2026-05-01
You already know a system call requires a privilege transition: userspace saves registers, executes syscall/svc, the CPU switches to ring 0, the kernel does work, then returns. That transition costs roughly 100-150 nanoseconds on modern x86-64. For calls made millions of times per second—like gettimeofday() or clock_gettime()—this overhead is devastating. The vDSO (virtual Dynamic Shared Object) eliminates it entirely.
The vDSO is a small ELF shared library that the kernel maps into every process's address space automatically. You never link against it; the kernel injects it at process creation. The dynamic linker discovers it and routes certain libc calls through it. The key insight: the kernel maps a read-only page of kernel-maintained data (clock values, CPU frequency, etc.) into userspace. The vDSO code reads this shared page directly—no privilege transition needed.
You can see it yourself:
cat /proc/self/maps | grep vdso — shows the mapped region (typically one 4KB page)getconf GNU_LIBC_VERSION then ldd --version — your glibc routes through vDSO automaticallyauxval AT_SYSINFO_EHDR — the ELF header address passed via the auxiliary vector at exec timeOn x86-64 Linux, the vDSO typically accelerates four calls: clock_gettime(), gettimeofday(), time(), and getcpu(). On ARM64, clock_getres() is also included. These all share one trait: they read kernel state but never modify it, making the shared-page approach safe without synchronization.

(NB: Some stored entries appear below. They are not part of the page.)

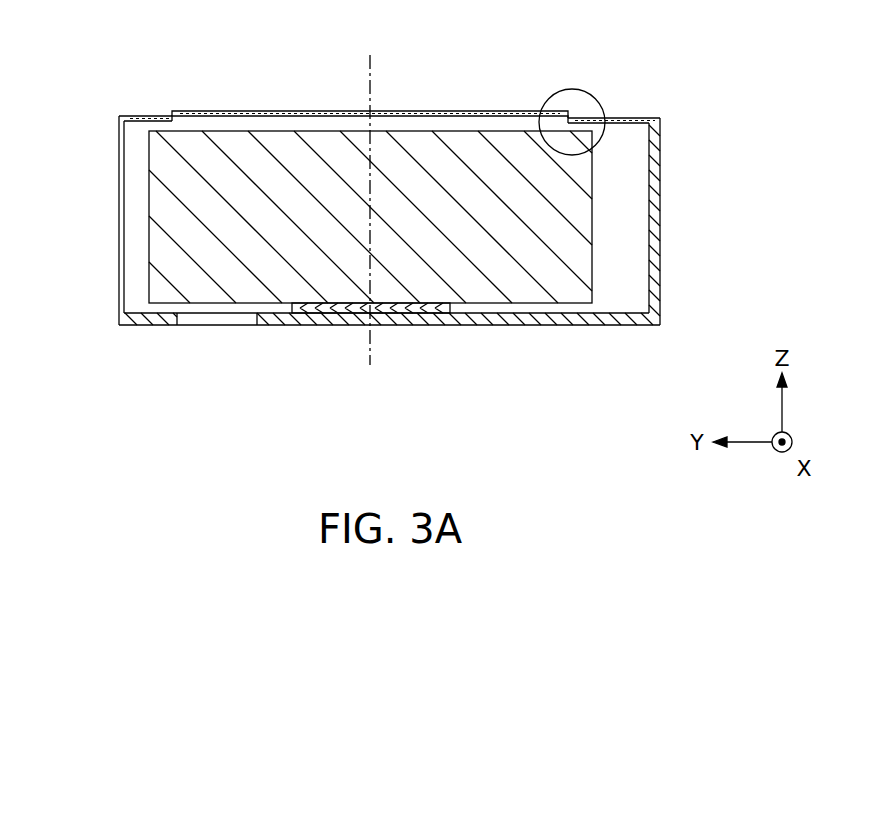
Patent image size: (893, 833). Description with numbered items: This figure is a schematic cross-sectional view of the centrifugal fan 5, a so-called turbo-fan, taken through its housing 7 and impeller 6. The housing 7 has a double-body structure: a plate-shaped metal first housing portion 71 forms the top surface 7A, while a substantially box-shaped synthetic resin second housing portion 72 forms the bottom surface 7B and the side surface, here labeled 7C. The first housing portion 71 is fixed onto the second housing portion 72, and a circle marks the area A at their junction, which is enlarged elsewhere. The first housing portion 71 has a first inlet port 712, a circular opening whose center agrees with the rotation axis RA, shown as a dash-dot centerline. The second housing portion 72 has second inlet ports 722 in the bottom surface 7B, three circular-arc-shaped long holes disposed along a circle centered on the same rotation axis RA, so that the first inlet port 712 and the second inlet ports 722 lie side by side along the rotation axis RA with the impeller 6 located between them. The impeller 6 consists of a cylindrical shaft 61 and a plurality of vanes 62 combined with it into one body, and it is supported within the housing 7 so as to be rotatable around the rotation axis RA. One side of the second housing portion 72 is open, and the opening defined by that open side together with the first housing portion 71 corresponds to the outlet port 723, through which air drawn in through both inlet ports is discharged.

The centrifugal fan 5 is at (668, 66).
The housing 7 is at (738, 97).
The first housing portion 71 is at (641, 117).
The first inlet port 712 is at (226, 111).
The top surface 7A is at (626, 117).
The second housing portion 72 is at (661, 165).
The outlet port 723 is at (118, 274).
The second inlet ports 722 is at (177, 326).
The bottom surface 7B is at (620, 326).
The side surface 7C is at (661, 260).
The impeller 6 is at (515, 388).
The cylindrical shaft 61 is at (417, 314).
The vanes 62 is at (497, 293).
The area A is at (564, 90).
The rotation axis RA is at (374, 78).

The kernel updates the vDSO data page on every timer tick. The vDSO code uses a seqlock pattern: read a sequence counter, read the data, re-read the counter. If the counter changed, retry. This gives lock-free, wait-free reads with no kernel entry.
Real-world impact: A high-frequency trading application calling clock_gettime() in a tight loop sees roughly 15ns via vDSO versus 120ns via true syscall—an 8x speedup. At 10 million timestamp reads per second, that saves a full CPU core's worth of kernel time.

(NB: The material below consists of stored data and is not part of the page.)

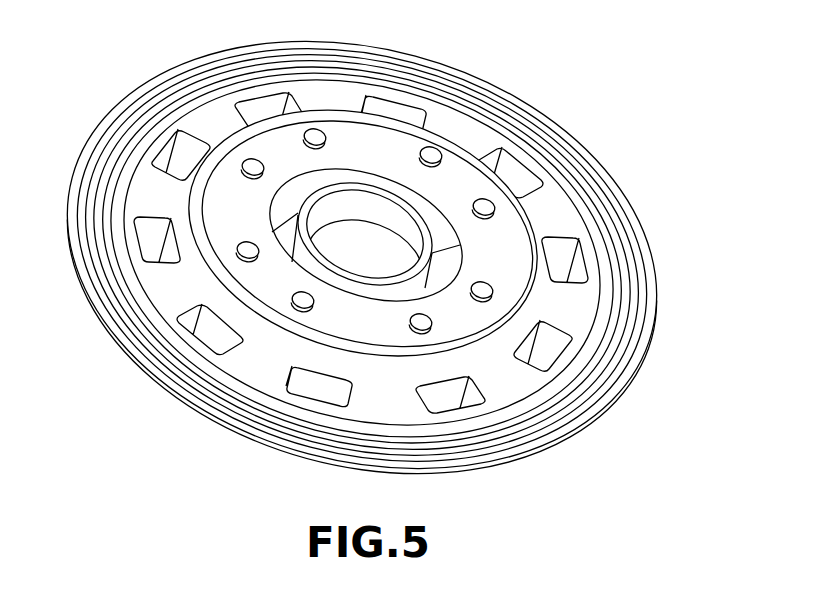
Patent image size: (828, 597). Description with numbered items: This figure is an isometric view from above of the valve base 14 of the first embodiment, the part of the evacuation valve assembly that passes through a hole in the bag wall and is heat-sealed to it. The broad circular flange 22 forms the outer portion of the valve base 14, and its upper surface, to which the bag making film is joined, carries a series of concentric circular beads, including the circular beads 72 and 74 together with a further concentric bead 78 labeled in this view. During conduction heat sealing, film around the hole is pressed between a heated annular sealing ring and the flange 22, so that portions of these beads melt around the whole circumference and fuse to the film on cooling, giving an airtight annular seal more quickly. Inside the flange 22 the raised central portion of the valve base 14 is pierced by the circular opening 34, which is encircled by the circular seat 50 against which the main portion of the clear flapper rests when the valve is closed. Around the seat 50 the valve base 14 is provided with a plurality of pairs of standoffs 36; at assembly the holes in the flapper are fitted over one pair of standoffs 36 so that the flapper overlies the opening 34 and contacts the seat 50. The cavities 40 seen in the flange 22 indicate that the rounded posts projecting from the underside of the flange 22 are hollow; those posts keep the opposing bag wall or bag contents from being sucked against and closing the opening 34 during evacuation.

The valve base 14 is at (194, 262).
The flange 22 is at (647, 355).
The opening 34 is at (397, 221).
The standoffs 36 is at (440, 146).
The cavities 40 is at (210, 341).
The seat 50 is at (430, 242).
The circular bead 72 is at (624, 213).
The circular bead 74 is at (614, 243).
The groove 78 is at (601, 313).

Rule of thumb: if you're benchmarking syscall overhead and gettimeofday() looks suspiciously fast (under 25ns), you're measuring the vDSO, not a real kernel transition. Use an actually-entering-kernel call like getpid() for true syscall cost measurement.
The older vsyscall page (fixed address 0xffffffffff600000) was the predecessor. It was deprecated because its fixed address made it an easy ROP gadget. The vDSO uses ASLR—its address is randomized per process, eliminating that attack surface. Modern kernels emulate vsyscall as a slow trap for backward compatibility only.
To extract and inspect the vDSO: dd if=/proc/self/mem bs=1 skip=$((0x...)) count=4096 of=vdso.so (using the address from /proc/self/maps), then objdump -d vdso.so. You'll see tight, hand-optimized assembly for each accelerated call.